JERUSALEM — Israeli and U.S. researchers have isolated a gene linked to a specific personality trait — risk-taking.

The gene, called D4DR (fourth dopamine receptor gene) and located on the 11th chromosome, is said to be responsible for 10 percent of people's novelty-seeking or adventurous behavior.

Doctors at Soroka Hospital and the Beersheva Mental Health Center and at Jerusalem's Herzog Memorial-Ezrat Nashim Hospital, who tested 124 healthy Israelis, made the discovery. Doctors from the U.S. National Cancer Institute also pinpointed the gene on 300 people of various ethnic groups at the University of Maryland.

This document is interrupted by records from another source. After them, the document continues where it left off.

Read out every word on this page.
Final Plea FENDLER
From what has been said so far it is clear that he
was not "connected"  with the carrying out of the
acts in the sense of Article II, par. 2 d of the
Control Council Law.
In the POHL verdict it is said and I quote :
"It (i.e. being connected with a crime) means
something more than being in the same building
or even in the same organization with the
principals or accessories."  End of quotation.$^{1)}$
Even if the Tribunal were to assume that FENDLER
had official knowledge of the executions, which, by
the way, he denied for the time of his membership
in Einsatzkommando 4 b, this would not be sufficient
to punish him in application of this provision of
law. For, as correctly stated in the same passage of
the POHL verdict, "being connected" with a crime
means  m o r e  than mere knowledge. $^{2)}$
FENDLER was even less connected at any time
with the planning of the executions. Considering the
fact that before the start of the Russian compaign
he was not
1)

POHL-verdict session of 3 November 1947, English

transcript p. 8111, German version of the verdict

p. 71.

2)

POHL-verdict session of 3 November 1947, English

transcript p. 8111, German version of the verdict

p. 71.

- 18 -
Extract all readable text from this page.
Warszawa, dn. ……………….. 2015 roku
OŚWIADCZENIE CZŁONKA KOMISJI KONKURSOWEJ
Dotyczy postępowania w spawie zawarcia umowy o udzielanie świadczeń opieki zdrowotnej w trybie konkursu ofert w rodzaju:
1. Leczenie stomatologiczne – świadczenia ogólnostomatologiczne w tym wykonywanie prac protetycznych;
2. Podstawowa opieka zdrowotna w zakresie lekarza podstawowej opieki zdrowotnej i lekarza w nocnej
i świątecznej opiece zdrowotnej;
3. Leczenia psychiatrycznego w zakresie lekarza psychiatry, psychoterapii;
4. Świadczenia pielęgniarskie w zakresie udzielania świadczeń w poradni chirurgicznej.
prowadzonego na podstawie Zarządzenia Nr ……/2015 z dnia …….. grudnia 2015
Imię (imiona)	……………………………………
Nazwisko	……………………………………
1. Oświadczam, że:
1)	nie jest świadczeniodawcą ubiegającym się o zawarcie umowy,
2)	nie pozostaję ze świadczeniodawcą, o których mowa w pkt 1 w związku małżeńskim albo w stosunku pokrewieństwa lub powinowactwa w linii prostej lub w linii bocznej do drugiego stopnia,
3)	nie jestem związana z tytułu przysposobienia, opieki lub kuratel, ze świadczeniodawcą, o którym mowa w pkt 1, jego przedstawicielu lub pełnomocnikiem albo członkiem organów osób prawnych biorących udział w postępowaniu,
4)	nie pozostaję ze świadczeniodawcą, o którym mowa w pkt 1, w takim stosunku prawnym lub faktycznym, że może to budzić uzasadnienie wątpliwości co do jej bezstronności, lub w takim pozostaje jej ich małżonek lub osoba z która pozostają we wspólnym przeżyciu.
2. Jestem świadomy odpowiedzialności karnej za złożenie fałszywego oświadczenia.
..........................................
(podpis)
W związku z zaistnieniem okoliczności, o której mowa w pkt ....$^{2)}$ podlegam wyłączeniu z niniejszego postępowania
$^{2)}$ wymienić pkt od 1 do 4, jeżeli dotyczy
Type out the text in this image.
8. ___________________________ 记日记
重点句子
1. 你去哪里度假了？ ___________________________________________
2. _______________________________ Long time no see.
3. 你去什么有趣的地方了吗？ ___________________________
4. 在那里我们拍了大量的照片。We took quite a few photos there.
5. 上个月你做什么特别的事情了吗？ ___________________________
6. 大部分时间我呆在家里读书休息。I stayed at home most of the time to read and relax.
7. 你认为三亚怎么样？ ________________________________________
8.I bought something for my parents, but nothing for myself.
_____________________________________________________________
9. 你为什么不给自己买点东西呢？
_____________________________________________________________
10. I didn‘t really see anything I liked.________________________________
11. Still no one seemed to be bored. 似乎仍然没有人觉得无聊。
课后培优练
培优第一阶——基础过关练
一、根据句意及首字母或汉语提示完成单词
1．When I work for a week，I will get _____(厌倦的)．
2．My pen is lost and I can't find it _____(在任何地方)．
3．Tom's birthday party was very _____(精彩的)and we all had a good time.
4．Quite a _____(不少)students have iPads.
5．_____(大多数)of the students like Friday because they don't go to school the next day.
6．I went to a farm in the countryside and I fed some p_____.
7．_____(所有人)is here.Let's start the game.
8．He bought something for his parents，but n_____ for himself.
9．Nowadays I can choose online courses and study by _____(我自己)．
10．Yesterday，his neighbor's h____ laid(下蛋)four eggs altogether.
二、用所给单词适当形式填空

Prof. Haim Belmaker of Beersheva, who adapted a 100-question personality test developed in the United States to identify risk-taking behavior, said Monday that it was "even more important" that the U.S. team, which included Dr. Jonathan Benjamin of Soroka, backed up the Israeli findings.

"Scientists often make a discovery that does not prove itself in subsequent studies," he said, "but in this case, it repeated itself in an entirely different population."

People who score low on the novelty-seeking test tend to be exploratory, fickle, excitable, quick tempered, and extravagant, while those who score high are more stoic, loyal, reflective, frugal, rigid, and even-tempered.

Dr. Richard Ebstein, head of the research department at Herzog Hospital, said the D4DR gene was discovered in the United States in 1991.

"Its functioning is expressed in the limbic part of the brain — the section involved in emotions — and binds with high affinity to clozapine, a drug used to treat schizophrenia."

Belmaker said he was "very pleased" that the gene is "responsible for only 10 percent of such behaviors, since this has the smell of something real; it's complicated and hard to explain."